In England from late 1945, Batham did pioneering experimental work on sea anemones under Carl Pantin at both the University of Cambridge and the Plymouth laboratory of the Marine Biological Association of the United Kingdom. She was supported in her final year by a senior fellowship of the International Federation of University Women. After gaining her Cambridge doctorate in 1948, Batham continued as Pantin’s research assistant.
She returned to Dunedin in September 1950 to oversee the revival of the old marine station at Portobello, which was to be taken over by the university. Family ties and local marine biological opportunities made this a permanent return home, apart from subsequent study and conference leave. Batham’s job was made daunting by the departure of the physiologist Professor J. C. Eccles, the champion of the marine station project. Although the medical school departments remained staunchly supportive, other internal university support evaporated as the marine station was seen as a competitor for precious resources. Dilapidated buildings were renovated by 1954 then replaced in 1961. Road access was developed in 1956 and a purpose-built research vessel commissioned in 1966. The marine station gained an international reputation, although for many years it was little involved in routine teaching and research activities of the university.

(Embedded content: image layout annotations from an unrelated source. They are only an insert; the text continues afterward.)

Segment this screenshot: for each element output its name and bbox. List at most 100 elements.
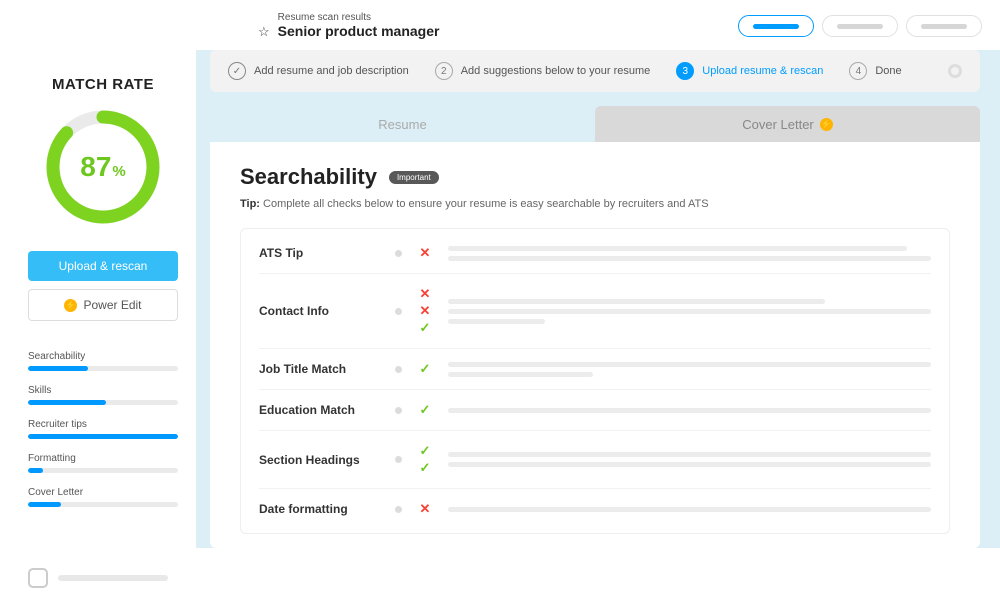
metric-track — [28, 468, 178, 473]
panel-tip: Tip: Complete all checks below to ensure… — [240, 198, 950, 210]
status-column: ✕ — [416, 245, 434, 261]
info-dot-icon[interactable] — [395, 456, 402, 463]
metric-item[interactable]: Searchability — [28, 351, 178, 371]
status-column: ✕✕✓ — [416, 286, 434, 336]
check-row: Job Title Match ✓ — [259, 349, 931, 390]
metric-track — [28, 502, 178, 507]
header-title-block: ☆ Resume scan results Senior product man… — [258, 12, 439, 40]
status-column: ✓✓ — [416, 443, 434, 476]
star-icon[interactable]: ☆ — [258, 24, 270, 40]
step-label: Add suggestions below to your resume — [461, 65, 651, 77]
step-3[interactable]: 3 Upload resume & rescan — [676, 62, 823, 80]
tab-cover-letter[interactable]: Cover Letter ⚡ — [595, 106, 980, 142]
metric-label: Formatting — [28, 453, 178, 464]
header-pill-3[interactable] — [906, 15, 982, 37]
check-label: Education Match — [259, 403, 381, 417]
match-rate-heading: MATCH RATE — [28, 76, 178, 93]
footer-checkbox[interactable] — [28, 568, 48, 588]
status-column: ✓ — [416, 402, 434, 418]
metric-track — [28, 366, 178, 371]
sidebar: MATCH RATE 87% Upload & rescan ⚡ Power E… — [0, 50, 196, 548]
check-label: Section Headings — [259, 453, 381, 467]
check-row: Contact Info✕✕✓ — [259, 274, 931, 349]
match-rate-gauge: 87% — [43, 107, 163, 227]
header-title: Senior product manager — [278, 23, 440, 39]
bolt-icon: ⚡ — [820, 118, 833, 131]
progress-stepper: ✓ Add resume and job description 2 Add s… — [210, 50, 980, 92]
check-label: Job Title Match — [259, 362, 381, 376]
status-column: ✕ — [416, 501, 434, 517]
match-score-unit: % — [112, 163, 125, 180]
fail-icon: ✕ — [420, 501, 431, 517]
step-label: Done — [875, 65, 901, 77]
step-2[interactable]: 2 Add suggestions below to your resume — [435, 62, 651, 80]
fail-icon: ✕ — [420, 303, 431, 319]
metrics-list: Searchability Skills Recruiter tips Formatt… — [28, 351, 178, 507]
upload-rescan-button[interactable]: Upload & rescan — [28, 251, 178, 281]
bolt-icon: ⚡ — [64, 299, 77, 312]
pass-icon: ✓ — [420, 402, 431, 418]
detail-placeholder — [448, 408, 931, 413]
check-label: Contact Info — [259, 304, 381, 318]
check-row: Education Match ✓ — [259, 390, 931, 431]
step-1[interactable]: ✓ Add resume and job description — [228, 62, 409, 80]
stepper-end-icon — [948, 64, 962, 78]
fail-icon: ✕ — [420, 286, 431, 302]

Betty Batham had determination and tenacity. Before the road was developed she frequently reached the remote marine station by canoe or on foot, carrying food, mail, library acquisitions and scientific equipment. As the station became better established, she had more time for her scientific work. She served on the New Zealand Oceanographic Committee, participated in the Danish Galathea Deep Sea Expedition (1952) and was a member of the Chatham Islands 1954 Expedition. Several new papers extended her earlier experimental work on sea anemones. Other pioneering publications were on rocky-shore ecology about Dunedin and in Doubtful Sound, and on benthic (sea-floor) ecology. Batham was elected a fellow of the Royal Society of New Zealand in 1962. She also served a term as president of the New Zealand Marine Sciences Society in 1966. She was promoted to senior lecturer in 1960 and to reader in 1967. At over 50, through sheer determination, she qualified as a scuba diver.
Betty Batham never married. In later life she shared her leisure time, triumphs and frustrations with her widowed father. Together they built a holiday house at Lake Hawea, where Betty pursued her interest in collecting and cultivating native plants.
Batham did not find administration easy, nor would she gladly delegate such duties. In February 1974, however, after a period of ill health, she reluctantly relinquished the directorship of the marine station and took study leave at Victoria University of Wellington. She never returned to Otago. In early July her car was found abandoned near the seashore at Seatoun, Wellington. Mystery, rumour and conjecture surrounded her disappearance, and although there were a number of reported sightings, none were verified. Betty Batham was later presumed to have drowned off Seatoun on or about 8 July 1974.